Le 19 septembre 1918, les journaux ont commencé à rapporter des cas de grippe espagnole dans les camps militaires de l’Ontario. Le 29 septembre, Toronto a enregistré son premier décès civil lié à la maladie. En moins d’une semaine, des milliers de Torontois ont été infectés, et les hôpitaux de la ville ont rapidement été submergés. Le 19 octobre, toutes les infrastructures publiques, y compris les théâtres, les écoles et les églises, ont été fermées. Le ministre de la Santé de Toronto a travaillé en collaboration avec la province afin de mettre en place des hôpitaux d’urgence. Parallèlement, l’Ontario Emergency Volunteer Health Auxiliary a fondé les Sisters of Service, une organisation de femmes bénévoles qui aidaient à soigner les citoyens malades. La gestion municipale et provinciale de la grippe espagnole a révélé l’importance d’une stratégie nationale en matière de santé. C’est ainsi qu’en 1919, le gouvernement canadien a créé le ministère de la Santé.

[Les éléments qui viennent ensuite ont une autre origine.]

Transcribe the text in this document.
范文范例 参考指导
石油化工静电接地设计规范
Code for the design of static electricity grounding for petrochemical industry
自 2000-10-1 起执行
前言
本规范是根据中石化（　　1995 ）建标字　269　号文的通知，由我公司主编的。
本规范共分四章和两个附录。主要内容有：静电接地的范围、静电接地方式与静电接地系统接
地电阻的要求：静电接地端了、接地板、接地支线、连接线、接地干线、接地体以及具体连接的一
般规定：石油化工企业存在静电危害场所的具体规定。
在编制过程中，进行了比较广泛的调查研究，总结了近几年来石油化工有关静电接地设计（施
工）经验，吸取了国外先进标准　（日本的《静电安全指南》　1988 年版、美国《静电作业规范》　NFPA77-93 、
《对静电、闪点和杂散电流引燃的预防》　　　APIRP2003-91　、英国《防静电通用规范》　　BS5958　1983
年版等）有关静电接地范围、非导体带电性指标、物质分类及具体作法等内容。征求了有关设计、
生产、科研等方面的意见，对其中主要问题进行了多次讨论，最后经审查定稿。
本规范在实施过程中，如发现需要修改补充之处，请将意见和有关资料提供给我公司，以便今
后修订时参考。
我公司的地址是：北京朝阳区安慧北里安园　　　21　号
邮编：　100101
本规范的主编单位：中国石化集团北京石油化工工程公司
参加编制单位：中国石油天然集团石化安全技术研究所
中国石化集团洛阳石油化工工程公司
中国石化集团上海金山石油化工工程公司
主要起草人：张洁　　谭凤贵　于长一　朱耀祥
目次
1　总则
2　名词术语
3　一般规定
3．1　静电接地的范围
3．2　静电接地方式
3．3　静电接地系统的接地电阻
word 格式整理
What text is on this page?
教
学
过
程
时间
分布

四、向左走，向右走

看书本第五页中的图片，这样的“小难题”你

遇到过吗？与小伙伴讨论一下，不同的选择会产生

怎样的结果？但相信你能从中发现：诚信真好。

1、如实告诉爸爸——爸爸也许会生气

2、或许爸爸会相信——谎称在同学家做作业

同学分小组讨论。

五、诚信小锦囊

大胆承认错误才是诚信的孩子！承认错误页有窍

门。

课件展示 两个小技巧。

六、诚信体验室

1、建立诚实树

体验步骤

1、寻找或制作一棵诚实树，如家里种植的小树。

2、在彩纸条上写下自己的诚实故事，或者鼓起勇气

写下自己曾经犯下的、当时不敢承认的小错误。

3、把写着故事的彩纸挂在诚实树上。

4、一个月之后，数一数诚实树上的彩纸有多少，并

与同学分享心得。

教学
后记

Image: Bulletin sur l’influenza (Archives de l’Ontario).

Une histoire qui se répète?

Lorsque la pandémie de COVID-19 a frappé le Canada en 2020, le pays s’est retrouvé une fois de plus confronté à une crise sanitaire à grande échelle.

Réflexion : Quelles sont les similitudes et les différences entre la gestion de la grippe espagnole en 1918 par le Canada et celle de la COVID-19 en 2020?

Employés de la Banque Canadienne de Commerce pendant l’épidémie de grippe espagnole (Musée et Archives de Glenbow).
Des membres du 2e Régiment d’artillerie de campagne rejoignent l’équipe médicale et d’entretien du centre de soins de longue durée Argyle, à Saint-Lambert (Québec), dans le cadre de l’opération LASER, le 30 avril 2020 (Caporal Geneviève Beaulieu, Imagerie de Valcartier, Caméra de combat).